Then further expansion,  \sum_{i=1}^n y_i^2 - 2y_i\beta x_i - 2y_i\alpha + \beta^2 x_i^2 + 2\beta x_i\alpha + \alpha^2\

Now apply the rules of the calculus, with a separate differentiation for each of the parameters. As usual, the extremum is to be found where the slope has the value zero. I prefer to avoid the horizontal bar in dy/dx as it is not a normal sort of fraction, so you shouldn't cancel the ds for example. But that's just me.

Anyway,  \frac{dE}{d\alpha} = \sum_{i=1}^n 0 - 0 - 2y_i + 0 + 2\beta x_i + 2\alpha

The twos can be factored out, so  \sum_{i=1}^n - y_i + \beta x_i + \alpha = 0

Remembering that  \sum_{i=1}^n \alpha = N\alpha a rearrangement gives

\alpha = \frac{\sum y_i - \beta x_i}{N} or equivalently, \alpha = \bar{y} - \beta \bar{x}

Which is to say that the line (of whatever slope) goes through the average point (\bar{x},\bar{y}) because  \bar{y} = \alpha + \beta \bar{x}

Notice that the second differential is constant, 2: a positive number.

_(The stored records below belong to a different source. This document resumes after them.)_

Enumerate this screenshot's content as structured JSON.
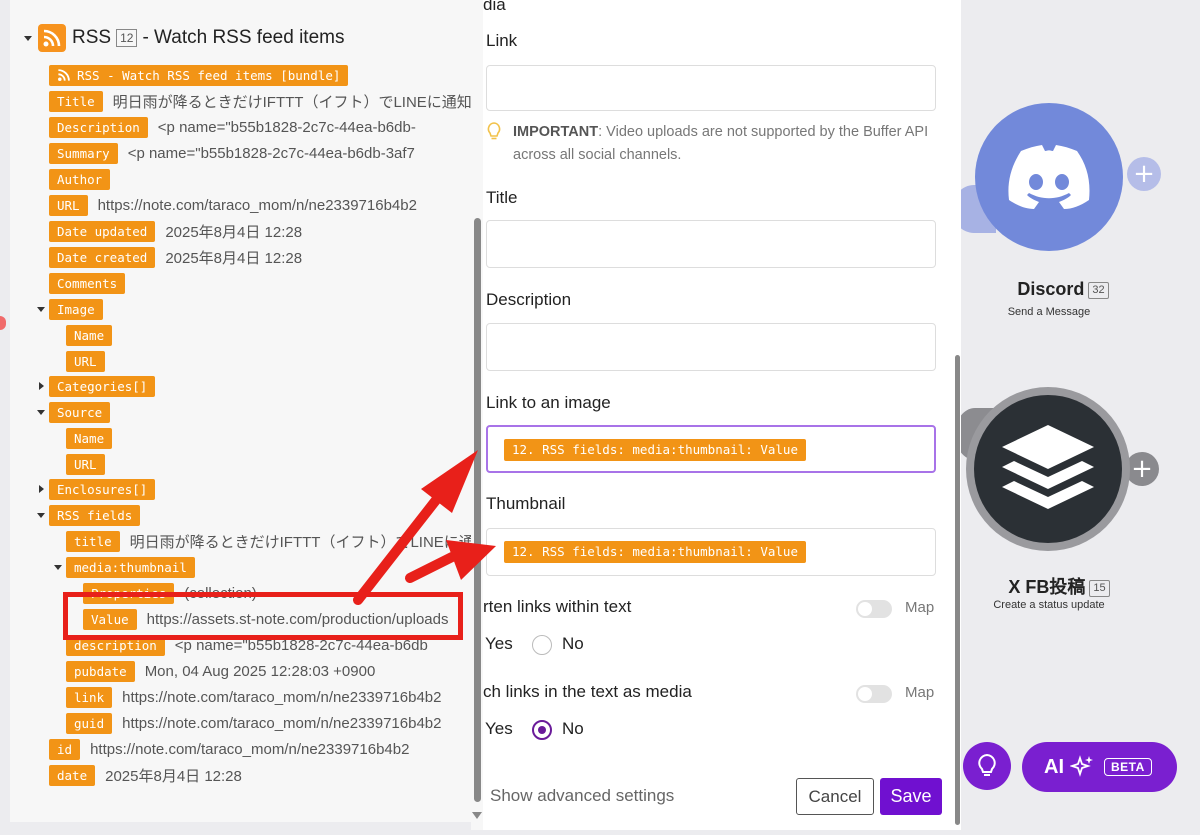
{
  "canvas": {
    "discord": {
      "name": "Discord",
      "badge": "32",
      "action": "Send a Message"
    },
    "buffer": {
      "name": "X FB投稿",
      "badge": "15",
      "action": "Create a status update"
    },
    "plus_symbol": "+"
  },
  "mapping_panel": {
    "header": {
      "title": "RSS",
      "badge": "12",
      "suffix": "- Watch RSS feed items"
    },
    "bundle_label": "RSS - Watch RSS feed items [bundle]",
    "rows": {
      "title": {
        "label": "Title",
        "value": "明日雨が降るときだけIFTTT（イフト）でLINEに通知を"
      },
      "description": {
        "label": "Description",
        "value": "<p name=\"b55b1828-2c7c-44ea-b6db-"
      },
      "summary": {
        "label": "Summary",
        "value": "<p name=\"b55b1828-2c7c-44ea-b6db-3af7"
      },
      "author": {
        "label": "Author"
      },
      "url": {
        "label": "URL",
        "value": "https://note.com/taraco_mom/n/ne2339716b4b2"
      },
      "date_updated": {
        "label": "Date updated",
        "value": "2025年8月4日 12:28"
      },
      "date_created": {
        "label": "Date created",
        "value": "2025年8月4日 12:28"
      },
      "comments": {
        "label": "Comments"
      },
      "image": {
        "label": "Image"
      },
      "image_name": {
        "label": "Name"
      },
      "image_url": {
        "label": "URL"
      },
      "categories": {
        "label": "Categories[]"
      },
      "source": {
        "label": "Source"
      },
      "source_name": {
        "label": "Name"
      },
      "source_url": {
        "label": "URL"
      },
      "enclosures": {
        "label": "Enclosures[]"
      },
      "rss_fields": {
        "label": "RSS fields"
      },
      "rss_title": {
        "label": "title",
        "value": "明日雨が降るときだけIFTTT（イフト）でLINEに通知を"
      },
      "media_thumbnail": {
        "label": "media:thumbnail"
      },
      "properties": {
        "label": "Properties",
        "value": "(collection)"
      },
      "value": {
        "label": "Value",
        "value": "https://assets.st-note.com/production/uploads"
      },
      "rss_description": {
        "label": "description",
        "value": "<p name=\"b55b1828-2c7c-44ea-b6db"
      },
      "pubdate": {
        "label": "pubdate",
        "value": "Mon, 04 Aug 2025 12:28:03 +0900"
      },
      "link": {
        "label": "link",
        "value": "https://note.com/taraco_mom/n/ne2339716b4b2"
      },
      "guid": {
        "label": "guid",
        "value": "https://note.com/taraco_mom/n/ne2339716b4b2"
      },
      "id": {
        "label": "id",
        "value": "https://note.com/taraco_mom/n/ne2339716b4b2"
      },
      "date": {
        "label": "date",
        "value": "2025年8月4日 12:28"
      }
    }
  },
  "settings_panel": {
    "top_cut_label": "dia",
    "link_label": "Link",
    "important_prefix": "IMPORTANT",
    "important_text": ": Video uploads are not supported by the Buffer API across all social channels.",
    "title_label": "Title",
    "description_label": "Description",
    "image_link_label": "Link to an image",
    "image_link_value": "12. RSS fields: media:thumbnail: Value",
    "thumbnail_label": "Thumbnail",
    "thumbnail_value": "12. RSS fields: media:thumbnail: Value",
    "shorten_label": "rten links within text",
    "attach_label": "ch links in the text as media",
    "map_label": "Map",
    "yes_label": "Yes",
    "no_label": "No",
    "advanced_link": "Show advanced settings",
    "cancel_label": "Cancel",
    "save_label": "Save"
  },
  "assistant": {
    "ai_label": "AI",
    "beta_label": "BETA"
  },
  "colors": {
    "pill_orange": "#f29416",
    "highlight_red": "#e8201a",
    "accent_purple": "#7010d0",
    "discord_blue": "#7289da",
    "buffer_dark": "#2b3035"
  }
}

So this extremum is a minimum.

Minimising with respect to \alpha is the first half. The second is to minimise with respect to \beta and now it becomes clear why collecting the terms for E would have been a waste of effort.

 \frac{dE}{d\beta} = \sum_{i=1}^n 0 - 2y_i x_i - 0 + 2\beta x_i^2 + 2x_i \alpha + 0

As before, the twos can be factored out, so  \frac{dE}{d\beta} = \sum_{i=1}^n -y_i x_i + \beta x_i^2 + x_i \alpha = 0

The second differential for this is  \sum_{i=1}^n x_i^2 which must be positive, and so this extremum is also a minimum.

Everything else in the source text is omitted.